During the past years, container orchestration and scheduling have attracted quite a lot research attention. In the containers orchestration platforms, such as Swarm [2] and Kubernetes [3], they typically adopt queue-based scheduler which process one container at a time (process one pod at a time in Kubernetes). The requested container first waits in a queue until the scheduler fetches it and performs the scheduling algorithm. Regarding the scheduling algorithms to the queue-based scheduler, variants of heuristic packing algorithms, such as Best-Fit Decreasing (BFD) and First-Fit Decreasing (FFD) [6, 16], are often used to achieve practical solutions.

Container-by-container scheduling has the advantage of being suitable for concurrent, parallel decisions in distributed scheduler [9, 19]. On the contrary, scheduling one container at a time also has a crucial disadvantage: the scheduler makes a decision early for a container and restricts its choices for the waiting containers, where it is difficult to make a high-quality placement. To schedule a batch of tasks concurrently, the most common method is using meta-heuristic algorithms [17, 25], which consider the scheduling problem as a whole and find an optimal solution offline. However, they often face difficulties online for a real-time response to dynamic requests [26].

In this paper, we propose ECSched, an efficient container scheduler that can make high-quality and fast placement decisions for concurrent deployment requests on heterogeneous clusters. We map the scheduling problem to a graphic data structure and model it as minimum cost flow problem (MCFP). In the model, edge weights and capacities encode the container demands of multiple resources and container/machine affinities. We implement ECSched based on classical MCFP algorithms and problem-specific optimizations, which can compute the optimal solution online according to our cost model. We evaluate ECSched in a small-scale cluster and large-scale simulations. In the evaluation, we show that ECSched exceeds the placement quality of state-of-the-art container schedulers with relatively small overheads, while providing \(1.1{\times }\) better resource efficiency and \(1.3{\times }\) lower average container completion time.

2 Problem Formulation

In this section, we first formulate the containers scheduling problem with networked heterogeneous machines in the cluster.
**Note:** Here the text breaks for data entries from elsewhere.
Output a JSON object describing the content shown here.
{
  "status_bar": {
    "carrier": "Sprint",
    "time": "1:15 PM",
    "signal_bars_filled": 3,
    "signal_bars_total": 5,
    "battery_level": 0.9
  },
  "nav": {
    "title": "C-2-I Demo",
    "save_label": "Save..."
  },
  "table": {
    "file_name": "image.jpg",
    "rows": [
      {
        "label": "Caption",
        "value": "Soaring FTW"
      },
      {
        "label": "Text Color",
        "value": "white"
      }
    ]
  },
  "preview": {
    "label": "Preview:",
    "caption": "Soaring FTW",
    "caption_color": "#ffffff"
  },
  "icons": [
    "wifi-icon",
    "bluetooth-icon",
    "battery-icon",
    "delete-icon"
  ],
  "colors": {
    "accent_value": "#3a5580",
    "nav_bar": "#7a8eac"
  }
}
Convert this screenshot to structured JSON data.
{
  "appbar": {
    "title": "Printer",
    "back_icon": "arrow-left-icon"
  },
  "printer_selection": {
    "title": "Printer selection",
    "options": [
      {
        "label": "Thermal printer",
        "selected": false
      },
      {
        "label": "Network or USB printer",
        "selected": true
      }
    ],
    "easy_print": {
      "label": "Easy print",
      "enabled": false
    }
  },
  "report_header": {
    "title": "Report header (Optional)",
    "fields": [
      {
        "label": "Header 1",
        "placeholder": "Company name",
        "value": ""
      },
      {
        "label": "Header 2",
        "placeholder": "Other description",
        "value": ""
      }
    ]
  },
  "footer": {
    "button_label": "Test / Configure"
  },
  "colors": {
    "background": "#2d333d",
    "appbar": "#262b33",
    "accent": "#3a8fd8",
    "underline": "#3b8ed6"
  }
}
Then, we analyze different requirements for container deployment.

2.1 Model Description

In container-based infrastructure, the cluster is typically composed of a set of networked heterogeneous machines \(\{\mathbb {M} = \{m_{1},m_{2},...,m_{M}\}\) where \(M = |\mathbb {M}|\) is the number of machines. We consider R types of resources \(\mathbb {R} = \{r_{1},r_{2},...,r_{R}\}\) (e.g., CPU, memory, or network bandwidth) in each machine. For machine \(m_{i}\), let \(\overrightarrow{V_{i}} = (V_{i}^{1}, V_{i}^{2}, ..., V_{i}^{R})\) be the vector of its resource capacities where the element \(V_{i}^{j}\) denotes the total amount of resource \(r_{j}\) available on machine \(m_{i}\).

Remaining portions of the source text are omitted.